Título: Governo quer mais competição entre ferrovias
Autor: Rittner , Daniel
Fonte: Valor Econômico, 25/01/2008, Brasil, p. A3

O governo está preocupado com o custo dos fretes ferroviários e desenhou um plano para aumentar a competição no setor. Não se pensa tomar nenhuma medida de impacto no curto prazo, mas acelerar os estudos para a concessão de 4.100 quilômetros de trilhos em bitola larga que devem acirrar a concorrência entre as operadoras de ferrovias. O primeiro passo para isso é a edição de uma medida provisória nas próximas semanas para incluir os novos trechos no Plano Nacional de Viação, da década de 1970, ato sem o qual não se pode avançar nos estudos de viabilidade econômica e na elaboração de projetos básicos de engenharia.

O setor é dominado por três empresas - ALL, Vale e CSN - cujas malhas não competem entre si. Por isso, avaliam técnicos do Ministério dos Transportes e da Casa Civil, os valores do frete ferroviário acabam tomando como referência os preços cobrados pelos transportadores rodoviários - bem mais altos. Como não há concorrência, o governo acredita que as concessionárias cobram preços acima do que poderiam, apenas um pouco mais baixos do que aqueles cobrados para o transporte rodoviário.

Quatro ações estão sendo estudadas e algumas já entraram, inclusive, no Programa de Aceleração do Crescimento (PAC). A primeira é a concessão do trecho sul, de 1.443 quilômetros, da Ferrovia Norte-Sul, de Palmas (TO) a Rubinéia (SP). O governo comprometeu-se a licitá-lo no primeiro semestre de 2009. A Vale já opera o trecho norte - Açailândia (MA)-Araguaína (TO) - e repassou recursos financeiros para que a estatal Valec faça o prolongamento da ferrovia até Palmas.

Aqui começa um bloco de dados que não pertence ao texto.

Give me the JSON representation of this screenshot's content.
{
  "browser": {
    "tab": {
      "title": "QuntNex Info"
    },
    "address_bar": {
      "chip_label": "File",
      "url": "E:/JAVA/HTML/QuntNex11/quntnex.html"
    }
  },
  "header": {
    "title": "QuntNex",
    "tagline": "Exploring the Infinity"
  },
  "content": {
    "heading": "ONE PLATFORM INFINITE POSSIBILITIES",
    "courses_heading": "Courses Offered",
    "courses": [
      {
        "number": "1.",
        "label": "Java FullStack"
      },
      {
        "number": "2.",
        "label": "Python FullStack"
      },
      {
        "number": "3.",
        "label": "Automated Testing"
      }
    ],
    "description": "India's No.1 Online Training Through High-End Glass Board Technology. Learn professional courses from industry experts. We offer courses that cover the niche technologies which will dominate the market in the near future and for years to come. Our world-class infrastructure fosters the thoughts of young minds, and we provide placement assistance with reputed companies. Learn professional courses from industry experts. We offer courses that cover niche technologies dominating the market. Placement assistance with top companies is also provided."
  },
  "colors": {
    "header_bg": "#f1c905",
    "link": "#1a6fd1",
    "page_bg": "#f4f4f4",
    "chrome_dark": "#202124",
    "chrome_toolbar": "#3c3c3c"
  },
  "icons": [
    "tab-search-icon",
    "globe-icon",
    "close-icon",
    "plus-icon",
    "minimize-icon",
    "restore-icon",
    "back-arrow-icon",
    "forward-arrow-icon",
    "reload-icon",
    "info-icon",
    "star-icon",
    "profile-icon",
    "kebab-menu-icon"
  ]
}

A segunda é a ligação da Nova Transnordestina - em obras pela Companhia Ferroviária do Nordeste (CFN), uma subsidiária da CSN - à Norte-Sul, entre Eliseu Martins (PI) e Estreito (MA). Outras duas obras planejadas são um ramal da Norte-Sul em direção a Rondônia, passando por Mato Grosso, e outro ramal em direção ao litoral da Bahia. O governo diz também que acertou com a ALL um aditivo ao contrato de concessão pelo qual a empresa se comprometeria a construir até o fim de 2010 o prolongamento da Ferronorte até Rondonópolis (MT) - um trecho de 260 quilômetros com investimento estimado em R$ 750 milhões. A ALL confirma as negociações com o governo e prevê um acerto final sobre cronograma da obra ainda no primeiro semestre de 2008.

Com a nova malha ferroviária, que o governo espera ver pronta no início da próxima década, espera-se estimular a concorrência entre as operadoras, principalmente na região de expansão do agronegócio. Hoje os produtores agrícolas do Centro-Oeste e do Tocantins têm apenas uma opção de escoamento. Em Mato Grosso, costumam usar a malha da ALL, que opera a Ferronorte e descarrega os produtos no porto de Paranaguá ou de Santos. No Tocantins, a única alternativa ferroviária é a Norte-Sul, até o porto de Itaqui (MA). Quando a Transnordestina ficar pronta, propiciará o escoamento de produtos agrícolas a produtores do Nordeste, incluindo a região oeste da Bahia, por Pecém (CE) e Suape (PE).

A integração das malhas vai dar ao agronegócio pelo menos duas alternativas de escoamento, por ferrovias e portos diferentes, gerando um ambiente de competição de tarifas onde hoje existe o predomínio de uma única concessionária em cada região.

O diretor-executivo da Associação Nacional dos Transportadores Ferroviários (ANTF), Rodrigo Vilaça, rejeita as afirmações de que o custo do frete tem sido manipulado pelas concessionárias e pondera que as grandes companhias do agronegócio pressionam muito por preços baixos. "As tarifas são equilibradas e monitoradas pela agência reguladora", ressalta.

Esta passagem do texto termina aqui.